Following are several fixes to the code and documentation of rx.el,
first in the form of a corrective `eval-after-load', including brief
comments on what was changed, then in the form of a diff (without
those comments).

The problem with the original code is that it includes more shy groups
than are necessary.  The additional shy groups also do not match the
examples in the documentation in the code comments, so it seems to me
that my revisions restore behavior that the author first intended, but
which was unintentionally altered by a subsequent revision. The
examples also had a couple of mistakes that seemed like typos, which I
have corrected.

I have verified that my revisions correctly process the few examples
in the documentation, and I am confident on theoretic grounds that
they are sound revisions, but I have not done extensive testing.

(eval-after-load "rx"
  '(progn
      ;; change these two functions to call `rx-to-string' with non-nil second
      ;; argument
    (defun rx-submatch (form)
      "Parse and produce code from FORM, which is `(submatch ...)'."
        (concat "\\("
                (mapconcat (function (lambda (x) (rx-to-string x 'no-group)))
                           (cdr form) nil)
                "\\)"))
    ;; also change this one to enclose the result in a shy group, which
    ;; documentation implies should happen
    (defun rx-and (form)
      "Parse and produce code from FORM.
    FORM is of the form `(and FORM1 ...)'."
      (rx-check form)
      (concat "\\(?:"
              (mapconcat
               (function (lambda (x) (rx-to-string x 'no-group)))
               (cdr form) nil)
              "\\)"))

    ;; change this one to check with new function `rx-atomic-p'
    (defun rx-kleene (form)
      "Parse and produce code from FORM.
FORM is `(OP FORM1)', where OP is one of the `zero-or-one',
`zero-or-more' etc.  operators.
If OP is one of `*', `+', `?', produce a greedy regexp.
If OP is one of `*?', `+?', `??', produce a non-greedy regexp.
If OP is anything else, produce a greedy regexp if `rx-greedy-flag'
is non-nil."
      (rx-check form)
      (let ((suffix (cond ((memq (car form) '(* + ? )) "")
                          ((memq (car form) '(*? +? ??)) "?")
                          (rx-greedy-flag "")
                          (t "?")))
            (op (cond ((memq (car form) '(* *? 0+ zero-or-more)) "*")
                      ((memq (car form) '(+ +? 1+ one-or-more))  "+")
                      (t "?")))
            (result (rx-to-string (cadr form) 'no-group)))
        (if (not (rx-atomic-p result))
            (setq result (concat "\\(?:" result "\\)")))
        (concat result op suffix)))

    ;; new function
    (defun rx-atomic-p (r)
      "Return non-nil if regexp string R is atomic.
An atomic regexp R is one such that a suffix operator
appended to R will apply to all of R.  For example, \"a\"
\"[abc]\" and \"\\(ab\\|ab*c\\)\" are atomic and \"ab\",
\"[ab]c\", and \"ab\\|ab*c\" are not atomic.

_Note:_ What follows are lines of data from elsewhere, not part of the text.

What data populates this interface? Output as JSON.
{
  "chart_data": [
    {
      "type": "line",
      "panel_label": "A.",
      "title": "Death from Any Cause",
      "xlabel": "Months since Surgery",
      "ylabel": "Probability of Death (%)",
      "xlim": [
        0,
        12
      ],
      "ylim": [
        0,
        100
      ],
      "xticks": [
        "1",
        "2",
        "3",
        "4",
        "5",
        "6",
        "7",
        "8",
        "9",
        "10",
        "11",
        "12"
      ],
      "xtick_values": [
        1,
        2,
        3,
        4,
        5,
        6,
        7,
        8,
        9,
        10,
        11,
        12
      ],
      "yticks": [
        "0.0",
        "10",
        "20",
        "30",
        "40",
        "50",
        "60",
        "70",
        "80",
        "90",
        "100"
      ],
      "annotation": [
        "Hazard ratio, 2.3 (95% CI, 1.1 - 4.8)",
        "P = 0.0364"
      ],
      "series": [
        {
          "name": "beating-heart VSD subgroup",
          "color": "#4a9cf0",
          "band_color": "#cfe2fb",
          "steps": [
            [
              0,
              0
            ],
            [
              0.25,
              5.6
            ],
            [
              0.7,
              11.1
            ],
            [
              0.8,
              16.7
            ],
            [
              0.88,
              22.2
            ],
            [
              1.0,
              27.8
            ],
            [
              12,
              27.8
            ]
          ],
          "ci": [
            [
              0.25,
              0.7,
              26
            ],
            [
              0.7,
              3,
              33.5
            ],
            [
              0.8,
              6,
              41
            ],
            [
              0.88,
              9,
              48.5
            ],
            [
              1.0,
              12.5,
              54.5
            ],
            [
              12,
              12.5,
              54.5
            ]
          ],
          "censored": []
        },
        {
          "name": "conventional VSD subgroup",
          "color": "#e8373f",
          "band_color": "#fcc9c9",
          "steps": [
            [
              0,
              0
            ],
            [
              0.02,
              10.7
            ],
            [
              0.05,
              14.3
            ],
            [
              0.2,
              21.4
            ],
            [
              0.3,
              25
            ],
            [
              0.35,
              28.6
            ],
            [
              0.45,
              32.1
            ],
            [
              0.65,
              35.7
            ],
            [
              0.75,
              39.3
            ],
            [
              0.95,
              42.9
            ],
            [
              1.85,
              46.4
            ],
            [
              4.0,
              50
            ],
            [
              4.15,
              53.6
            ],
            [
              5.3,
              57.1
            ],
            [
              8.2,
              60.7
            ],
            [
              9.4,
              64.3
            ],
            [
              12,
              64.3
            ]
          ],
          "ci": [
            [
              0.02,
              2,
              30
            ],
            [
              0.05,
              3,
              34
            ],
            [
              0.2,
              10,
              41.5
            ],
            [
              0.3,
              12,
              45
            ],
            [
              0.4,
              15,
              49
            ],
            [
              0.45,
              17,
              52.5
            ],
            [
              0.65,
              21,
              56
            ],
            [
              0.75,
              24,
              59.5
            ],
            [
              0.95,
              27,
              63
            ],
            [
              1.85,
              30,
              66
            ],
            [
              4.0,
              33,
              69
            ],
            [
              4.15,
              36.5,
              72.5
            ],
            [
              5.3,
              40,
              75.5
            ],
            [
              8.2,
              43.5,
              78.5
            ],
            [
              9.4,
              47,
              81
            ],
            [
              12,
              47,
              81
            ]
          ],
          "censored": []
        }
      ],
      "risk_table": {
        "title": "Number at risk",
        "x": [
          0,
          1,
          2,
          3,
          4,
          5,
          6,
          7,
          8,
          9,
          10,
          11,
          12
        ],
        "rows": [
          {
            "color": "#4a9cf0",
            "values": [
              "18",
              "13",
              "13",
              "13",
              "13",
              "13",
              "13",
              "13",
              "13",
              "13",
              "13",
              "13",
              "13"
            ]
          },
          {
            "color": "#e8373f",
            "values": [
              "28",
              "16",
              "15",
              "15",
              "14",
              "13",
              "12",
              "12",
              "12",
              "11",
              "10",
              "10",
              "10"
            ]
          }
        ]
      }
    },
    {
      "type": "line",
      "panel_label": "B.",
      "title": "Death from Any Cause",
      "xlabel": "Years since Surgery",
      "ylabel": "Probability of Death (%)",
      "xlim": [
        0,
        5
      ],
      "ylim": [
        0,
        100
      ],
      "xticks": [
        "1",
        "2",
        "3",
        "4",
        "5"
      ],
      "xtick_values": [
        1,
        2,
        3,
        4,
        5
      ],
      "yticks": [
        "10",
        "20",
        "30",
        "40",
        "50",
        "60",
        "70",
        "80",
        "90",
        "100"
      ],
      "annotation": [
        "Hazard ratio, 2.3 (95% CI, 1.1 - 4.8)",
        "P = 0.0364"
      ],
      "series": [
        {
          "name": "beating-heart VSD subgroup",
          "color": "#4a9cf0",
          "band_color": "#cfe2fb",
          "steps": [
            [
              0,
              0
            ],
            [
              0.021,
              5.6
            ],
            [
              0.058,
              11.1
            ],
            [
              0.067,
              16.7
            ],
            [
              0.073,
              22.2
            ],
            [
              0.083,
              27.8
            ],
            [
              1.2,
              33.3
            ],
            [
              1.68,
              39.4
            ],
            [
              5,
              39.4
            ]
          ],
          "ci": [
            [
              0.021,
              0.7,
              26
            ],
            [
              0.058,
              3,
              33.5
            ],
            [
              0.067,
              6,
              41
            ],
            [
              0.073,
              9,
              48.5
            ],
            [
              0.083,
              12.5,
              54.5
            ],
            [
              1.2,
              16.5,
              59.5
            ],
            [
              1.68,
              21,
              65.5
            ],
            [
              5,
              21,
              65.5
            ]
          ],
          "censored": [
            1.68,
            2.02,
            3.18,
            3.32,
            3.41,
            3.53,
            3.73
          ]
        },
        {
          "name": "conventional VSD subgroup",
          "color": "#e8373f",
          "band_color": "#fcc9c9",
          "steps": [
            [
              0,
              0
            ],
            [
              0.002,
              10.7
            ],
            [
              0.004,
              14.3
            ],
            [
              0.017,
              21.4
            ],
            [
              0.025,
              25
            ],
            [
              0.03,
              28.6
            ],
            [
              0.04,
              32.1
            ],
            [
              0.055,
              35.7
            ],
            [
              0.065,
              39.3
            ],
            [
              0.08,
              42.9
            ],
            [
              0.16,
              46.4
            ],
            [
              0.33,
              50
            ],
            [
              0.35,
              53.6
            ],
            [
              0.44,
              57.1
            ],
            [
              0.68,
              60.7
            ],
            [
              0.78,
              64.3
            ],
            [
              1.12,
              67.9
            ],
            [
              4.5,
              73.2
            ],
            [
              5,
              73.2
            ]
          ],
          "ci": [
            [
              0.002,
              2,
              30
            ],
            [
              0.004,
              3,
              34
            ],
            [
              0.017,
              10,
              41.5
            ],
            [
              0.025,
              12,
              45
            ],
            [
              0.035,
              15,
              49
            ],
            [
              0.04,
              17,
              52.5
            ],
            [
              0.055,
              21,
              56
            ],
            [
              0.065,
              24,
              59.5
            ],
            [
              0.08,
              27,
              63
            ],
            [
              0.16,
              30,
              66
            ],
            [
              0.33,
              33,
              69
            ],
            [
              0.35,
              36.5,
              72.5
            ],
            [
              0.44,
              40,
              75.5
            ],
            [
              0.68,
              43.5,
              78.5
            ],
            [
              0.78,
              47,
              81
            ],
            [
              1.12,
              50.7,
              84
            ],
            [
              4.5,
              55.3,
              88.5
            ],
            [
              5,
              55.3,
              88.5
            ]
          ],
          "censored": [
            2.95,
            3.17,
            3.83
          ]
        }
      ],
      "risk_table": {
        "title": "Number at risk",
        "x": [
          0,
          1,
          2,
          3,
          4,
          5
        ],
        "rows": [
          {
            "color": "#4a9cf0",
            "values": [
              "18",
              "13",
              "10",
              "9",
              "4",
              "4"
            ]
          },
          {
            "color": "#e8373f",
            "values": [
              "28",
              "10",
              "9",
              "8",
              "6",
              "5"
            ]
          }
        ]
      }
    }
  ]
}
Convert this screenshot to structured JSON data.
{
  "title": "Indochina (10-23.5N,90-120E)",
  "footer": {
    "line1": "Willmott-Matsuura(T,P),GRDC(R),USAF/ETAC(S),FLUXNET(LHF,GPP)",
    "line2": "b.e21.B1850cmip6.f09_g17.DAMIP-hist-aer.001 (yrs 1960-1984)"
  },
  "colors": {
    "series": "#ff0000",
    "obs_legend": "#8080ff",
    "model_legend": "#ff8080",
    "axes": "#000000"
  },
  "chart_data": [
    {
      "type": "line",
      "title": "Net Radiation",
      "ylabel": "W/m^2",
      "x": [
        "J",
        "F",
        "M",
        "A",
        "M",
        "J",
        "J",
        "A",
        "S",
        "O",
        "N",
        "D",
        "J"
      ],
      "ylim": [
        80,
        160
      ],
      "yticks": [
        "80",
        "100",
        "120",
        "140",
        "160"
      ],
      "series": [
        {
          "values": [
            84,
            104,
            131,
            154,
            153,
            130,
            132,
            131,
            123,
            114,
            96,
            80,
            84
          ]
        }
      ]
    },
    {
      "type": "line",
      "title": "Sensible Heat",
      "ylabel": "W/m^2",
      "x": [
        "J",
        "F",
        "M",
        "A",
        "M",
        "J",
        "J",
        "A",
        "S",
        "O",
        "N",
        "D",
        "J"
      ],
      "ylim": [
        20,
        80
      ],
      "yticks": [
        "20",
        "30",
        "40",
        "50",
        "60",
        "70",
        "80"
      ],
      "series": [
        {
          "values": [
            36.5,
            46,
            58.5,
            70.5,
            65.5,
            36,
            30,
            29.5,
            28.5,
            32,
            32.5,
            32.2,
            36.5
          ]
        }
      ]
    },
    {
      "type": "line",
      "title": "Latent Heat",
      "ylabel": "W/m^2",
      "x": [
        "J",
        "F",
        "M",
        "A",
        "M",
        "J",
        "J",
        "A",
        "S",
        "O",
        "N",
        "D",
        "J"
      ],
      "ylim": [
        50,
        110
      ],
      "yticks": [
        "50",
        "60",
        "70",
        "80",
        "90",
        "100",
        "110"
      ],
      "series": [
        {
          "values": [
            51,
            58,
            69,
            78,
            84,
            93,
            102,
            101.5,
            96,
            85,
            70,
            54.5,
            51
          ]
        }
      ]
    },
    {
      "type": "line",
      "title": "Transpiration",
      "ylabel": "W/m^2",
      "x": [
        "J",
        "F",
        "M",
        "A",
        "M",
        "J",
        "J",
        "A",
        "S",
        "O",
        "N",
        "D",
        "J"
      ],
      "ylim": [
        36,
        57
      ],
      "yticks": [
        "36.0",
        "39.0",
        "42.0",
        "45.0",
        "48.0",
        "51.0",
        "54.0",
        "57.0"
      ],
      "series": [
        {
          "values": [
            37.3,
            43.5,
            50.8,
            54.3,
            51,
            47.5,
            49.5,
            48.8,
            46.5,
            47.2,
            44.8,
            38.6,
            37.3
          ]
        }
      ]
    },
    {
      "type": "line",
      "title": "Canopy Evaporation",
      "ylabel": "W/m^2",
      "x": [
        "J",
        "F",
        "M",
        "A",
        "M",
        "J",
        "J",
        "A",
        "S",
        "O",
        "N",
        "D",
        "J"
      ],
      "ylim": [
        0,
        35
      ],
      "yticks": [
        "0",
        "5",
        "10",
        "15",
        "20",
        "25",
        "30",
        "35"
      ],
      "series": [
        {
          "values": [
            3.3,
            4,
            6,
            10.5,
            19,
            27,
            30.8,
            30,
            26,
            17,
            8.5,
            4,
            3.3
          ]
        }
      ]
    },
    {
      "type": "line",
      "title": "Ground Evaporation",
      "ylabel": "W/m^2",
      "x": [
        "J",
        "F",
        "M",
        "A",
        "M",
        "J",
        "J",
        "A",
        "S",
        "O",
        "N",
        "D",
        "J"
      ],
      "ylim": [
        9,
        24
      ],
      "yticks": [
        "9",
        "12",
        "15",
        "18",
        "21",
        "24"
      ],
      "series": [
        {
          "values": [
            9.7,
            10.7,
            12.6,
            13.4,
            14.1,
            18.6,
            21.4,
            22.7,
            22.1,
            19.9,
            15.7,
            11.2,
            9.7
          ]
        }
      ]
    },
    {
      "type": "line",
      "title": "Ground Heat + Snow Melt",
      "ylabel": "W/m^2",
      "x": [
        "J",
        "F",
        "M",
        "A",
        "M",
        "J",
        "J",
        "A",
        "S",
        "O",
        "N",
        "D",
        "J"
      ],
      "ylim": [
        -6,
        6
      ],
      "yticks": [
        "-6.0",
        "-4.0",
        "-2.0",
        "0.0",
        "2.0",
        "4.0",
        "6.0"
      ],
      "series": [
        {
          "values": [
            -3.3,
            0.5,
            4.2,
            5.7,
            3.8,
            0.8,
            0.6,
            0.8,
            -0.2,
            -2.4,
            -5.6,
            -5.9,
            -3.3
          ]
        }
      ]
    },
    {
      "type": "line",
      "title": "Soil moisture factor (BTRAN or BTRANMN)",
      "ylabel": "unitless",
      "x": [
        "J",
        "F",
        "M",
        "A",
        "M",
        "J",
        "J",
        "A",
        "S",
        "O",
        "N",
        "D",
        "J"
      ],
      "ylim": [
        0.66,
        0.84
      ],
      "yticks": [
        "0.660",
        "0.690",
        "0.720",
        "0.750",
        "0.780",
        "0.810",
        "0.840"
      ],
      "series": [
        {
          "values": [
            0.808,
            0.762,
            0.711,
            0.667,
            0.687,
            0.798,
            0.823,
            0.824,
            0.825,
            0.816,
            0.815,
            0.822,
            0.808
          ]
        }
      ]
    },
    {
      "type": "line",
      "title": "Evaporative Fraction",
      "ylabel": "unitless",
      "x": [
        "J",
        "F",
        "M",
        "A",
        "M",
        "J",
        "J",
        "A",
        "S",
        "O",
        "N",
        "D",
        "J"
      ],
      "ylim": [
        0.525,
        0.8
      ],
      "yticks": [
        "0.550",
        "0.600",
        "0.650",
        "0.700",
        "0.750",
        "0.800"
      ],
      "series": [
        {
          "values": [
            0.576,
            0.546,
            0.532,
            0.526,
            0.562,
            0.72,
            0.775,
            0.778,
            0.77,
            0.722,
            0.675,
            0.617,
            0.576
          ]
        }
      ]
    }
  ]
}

This function may return false negatives, but it will not
return false positives.  It is nevertheless useful in
situations where an efficiency shortcut can be taken iff a
regexp is atomic.  The function can be improved to detect
more cases of atomic regexps.  Presently, this function
detects the following categories of atomic regexp;

  a group or shy group:  \\(...\\)
  a character class:     [...]
  a single character:    a

On the other hand, false negatives will be returned for
regexps that are atomic but end in operators, such as
\"a+\".  I think these are rare.  Probably such cases could
be detected without much effort.  A guarantee of no false
negatives would require a theoretic specification of the set
of all atomic regexps."
      (let ((l (length r)))
        (or (equal l 1)
            (and (>= l 6)
                 (equal (substring r 0 2) "\\(")
                 (equal (substring r -2) "\\)"))
            (and (>= l 2)
                 (equal (substring r 0 1) "[")
                 (equal (substring r -1) "]")))))))



cd /tmp/
diff -c /tmp/rx.el.orig /tmp/rx.el
*** /tmp/rx.el.orig     2002-10-20 14:04:09.000000000 -0400
--- /tmp/rx.el  2002-10-20 14:26:48.000000000 -0400
***************
*** 61,69 ****
  ;; "^content-transfer-encoding:\\(\n?[\t ]\\)*quoted-printable\\(\n?[\t ]\\)*"
  ;; (rx (and line-start
  ;;          "content-transfer-encoding:"
! ;;          (+ (? ?\n) blank)
  ;;        "quoted-printable"
! ;;        (+ (? ?\n) blank))
  ;;
  ;; (concat "^\\(?:" something-else "\\)")
  ;; (rx (and line-start (eval something-else))), statically or
--- 61,69 ----
  ;; "^content-transfer-encoding:\\(\n?[\t ]\\)*quoted-printable\\(\n?[\t ]\\)*"
  ;; (rx (and line-start
  ;;          "content-transfer-encoding:"
! ;;          (+ (? ?\n)) blank
  ;;        "quoted-printable"
! ;;        (+ (? ?\n)) blank))
  ;;
  ;; (concat "^\\(?:" something-else "\\)")
  ;; (rx (and line-start (eval something-else))), statically or
***************
*** 78,88 ****
  ;;         (and line-start ?\n)))
  ;;
  ;; "\\$[I]d: [^ ]+ \\([^ ]+\\) "
! ;; (rx (and "$Id": " 
  ;;          (1+ (not (in " "))) 
  ;;          " "
  ;;          (submatch (1+ (not (in " "))))
! ;;          " ")))
  ;;
  ;; "\\\\\\\\\\[\\w+"
  ;; (rx (and ?\\ ?\\ ?\[ (1+ word)))
--- 78,88 ----
  ;;         (and line-start ?\n)))
  ;;
  ;; "\\$[I]d: [^ ]+ \\([^ ]+\\) "
! ;; (rx (and "$Id: " 
  ;;          (1+ (not (in " "))) 
  ;;          " "
  ;;          (submatch (1+ (not (in " "))))
! ;;          " "))
  ;;
  ;; "\\\\\\\\\\[\\w+"
  ;; (rx (and ?\\ ?\\ ?\[ (1+ word)))
***************
*** 269,278 ****
  
  
  (defun rx-and (form)
!   "Parse and produce code from FORM.
! FORM is of the form `(and FORM1 ...)'."
!   (rx-check form)
!   (mapconcat #'rx-to-string (cdr form) nil))
  
  
  (defun rx-or (form)
--- 269,282 ----
  
  
  (defun rx-and (form)
!       "Parse and produce code from FORM.
!     FORM is of the form `(and FORM1 ...)'."
!       (rx-check form)
!       (concat "\\(?:"
!             (mapconcat
!              (function (lambda (x) (rx-to-string x 'no-group)))
!              (cdr form) nil)
!             "\\)"))
  
  
  (defun rx-or (form)
***************
*** 383,391 ****
  
  
  (defun rx-submatch (form)
!   "Parse and produce code from FORM, which is `(submatch ...)'."
!   (concat "\\(" (mapconcat #'rx-to-string (cdr form) nil) "\\)"))
!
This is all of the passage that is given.